The Port of Halifax is accustomed to big ships. As noted here recently, the Seawall (Pier 20-22) was designed to accommodate the world's largest passenger liners when it was built in the first decades of the last century. I am sure no one then envisaged the end of the passenger liner era (thanks to jet aircraft) a half century later, nor the advent of the cruise industry. Now however that Seawall welcomes cruise ship of all sizes from moderate to monster, and the Cruise segment is one of the Port's major lines of business.
Today, May 30, the Seawall handled two moderate sized cruise ships with ease. One was the familiar Zaandam, which is in port almost weekly as it conducts seven and ten day cruises from New England to the Maritimes, Quebec and Newfoundland. Built in 2000, it carries 1432 passengers with 615 crew. It tied up at Pier 20.
Arriving at Pier 22 it was Island Princess.
Big ships calling in Halifax are not all passenger ships. Among the biggest are bulk carriers, such as today's arrival Berge Atlas.
It is a 90,197 gt, 180,180 dwt ship built in 2008 by Imabari Zosen in Saijo, Japan. Originally named BW Atlas it was built for the BW Group, the Singapore based successors to the large Norwegian Sigval Bergeson fleet. It was acquired and renamed in 2010 by Berge Bulk Maritime Pte Ltd, also of Singapore. ("Berge" was the first name of founder Sigval Bergeson's father.)
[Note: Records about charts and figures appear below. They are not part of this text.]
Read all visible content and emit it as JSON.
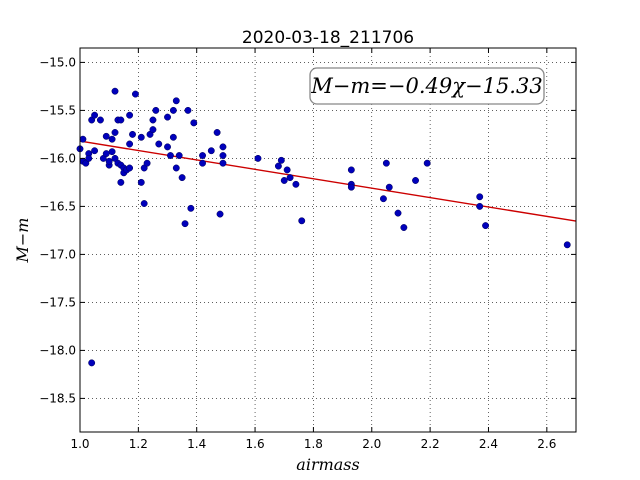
{
  "chart_data": {
    "type": "scatter",
    "title": "2020-03-18_211706",
    "xlabel": "airmass",
    "ylabel": "M−m",
    "xlim": [
      1.0,
      2.7
    ],
    "ylim": [
      -18.85,
      -14.85
    ],
    "y_inverted": true,
    "grid": true,
    "grid_style": "dotted",
    "xticks": [
      1.0,
      1.2,
      1.4,
      1.6,
      1.8,
      2.0,
      2.2,
      2.4,
      2.6
    ],
    "xtick_labels": [
      "1.0",
      "1.2",
      "1.4",
      "1.6",
      "1.8",
      "2.0",
      "2.2",
      "2.4",
      "2.6"
    ],
    "yticks": [
      -15.0,
      -15.5,
      -16.0,
      -16.5,
      -17.0,
      -17.5,
      -18.0,
      -18.5
    ],
    "ytick_labels": [
      "−15.0",
      "−15.5",
      "−16.0",
      "−16.5",
      "−17.0",
      "−17.5",
      "−18.0",
      "−18.5"
    ],
    "annotation": "M−m=−0.49χ−15.33",
    "fit": {
      "slope": -0.49,
      "intercept": -15.33,
      "color": "#cc0000"
    },
    "marker_color": "#0000bb",
    "points": [
      [
        1.0,
        -15.9
      ],
      [
        1.01,
        -16.03
      ],
      [
        1.01,
        -15.8
      ],
      [
        1.02,
        -16.05
      ],
      [
        1.03,
        -15.95
      ],
      [
        1.03,
        -16.0
      ],
      [
        1.04,
        -15.6
      ],
      [
        1.04,
        -18.13
      ],
      [
        1.05,
        -15.55
      ],
      [
        1.05,
        -15.92
      ],
      [
        1.07,
        -15.6
      ],
      [
        1.08,
        -16.0
      ],
      [
        1.09,
        -15.95
      ],
      [
        1.09,
        -15.77
      ],
      [
        1.1,
        -16.07
      ],
      [
        1.1,
        -16.03
      ],
      [
        1.11,
        -15.93
      ],
      [
        1.11,
        -15.8
      ],
      [
        1.12,
        -15.73
      ],
      [
        1.12,
        -16.0
      ],
      [
        1.12,
        -15.3
      ],
      [
        1.13,
        -15.6
      ],
      [
        1.13,
        -16.05
      ],
      [
        1.14,
        -15.6
      ],
      [
        1.14,
        -16.25
      ],
      [
        1.14,
        -16.07
      ],
      [
        1.15,
        -16.1
      ],
      [
        1.15,
        -16.15
      ],
      [
        1.16,
        -16.12
      ],
      [
        1.17,
        -15.55
      ],
      [
        1.17,
        -15.85
      ],
      [
        1.17,
        -16.1
      ],
      [
        1.18,
        -15.75
      ],
      [
        1.19,
        -15.33
      ],
      [
        1.21,
        -16.25
      ],
      [
        1.21,
        -15.78
      ],
      [
        1.22,
        -16.47
      ],
      [
        1.22,
        -16.1
      ],
      [
        1.23,
        -16.05
      ],
      [
        1.24,
        -15.75
      ],
      [
        1.25,
        -15.7
      ],
      [
        1.25,
        -15.6
      ],
      [
        1.26,
        -15.5
      ],
      [
        1.27,
        -15.85
      ],
      [
        1.3,
        -15.88
      ],
      [
        1.3,
        -15.57
      ],
      [
        1.31,
        -15.97
      ],
      [
        1.32,
        -15.78
      ],
      [
        1.32,
        -15.5
      ],
      [
        1.33,
        -15.4
      ],
      [
        1.33,
        -16.1
      ],
      [
        1.34,
        -15.97
      ],
      [
        1.35,
        -16.2
      ],
      [
        1.36,
        -16.68
      ],
      [
        1.37,
        -15.5
      ],
      [
        1.38,
        -16.52
      ],
      [
        1.39,
        -15.63
      ],
      [
        1.42,
        -15.97
      ],
      [
        1.42,
        -16.05
      ],
      [
        1.45,
        -15.92
      ],
      [
        1.47,
        -15.73
      ],
      [
        1.48,
        -16.58
      ],
      [
        1.49,
        -16.05
      ],
      [
        1.49,
        -15.88
      ],
      [
        1.49,
        -15.97
      ],
      [
        1.61,
        -16.0
      ],
      [
        1.68,
        -16.08
      ],
      [
        1.69,
        -16.02
      ],
      [
        1.7,
        -16.23
      ],
      [
        1.71,
        -16.12
      ],
      [
        1.72,
        -16.2
      ],
      [
        1.74,
        -16.27
      ],
      [
        1.76,
        -16.65
      ],
      [
        1.93,
        -16.12
      ],
      [
        1.93,
        -16.27
      ],
      [
        1.93,
        -16.3
      ],
      [
        2.04,
        -16.42
      ],
      [
        2.05,
        -16.05
      ],
      [
        2.06,
        -16.3
      ],
      [
        2.09,
        -16.57
      ],
      [
        2.11,
        -16.72
      ],
      [
        2.15,
        -16.23
      ],
      [
        2.19,
        -16.05
      ],
      [
        2.37,
        -16.4
      ],
      [
        2.37,
        -16.5
      ],
      [
        2.39,
        -16.7
      ],
      [
        2.67,
        -16.9
      ]
    ]
  }
}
The ship anchored for Canadian Food Inspection Agency LDA moth examination, and once cleared headed for Sept-Iles. QC for another load of 130,000 tonnes of iron ore. The ship was also in Sept-Iles in April, and carried ore to Port Talbot, Wales and Amsterdam. Why it should require another examination is not known, since the moth is native to Asia.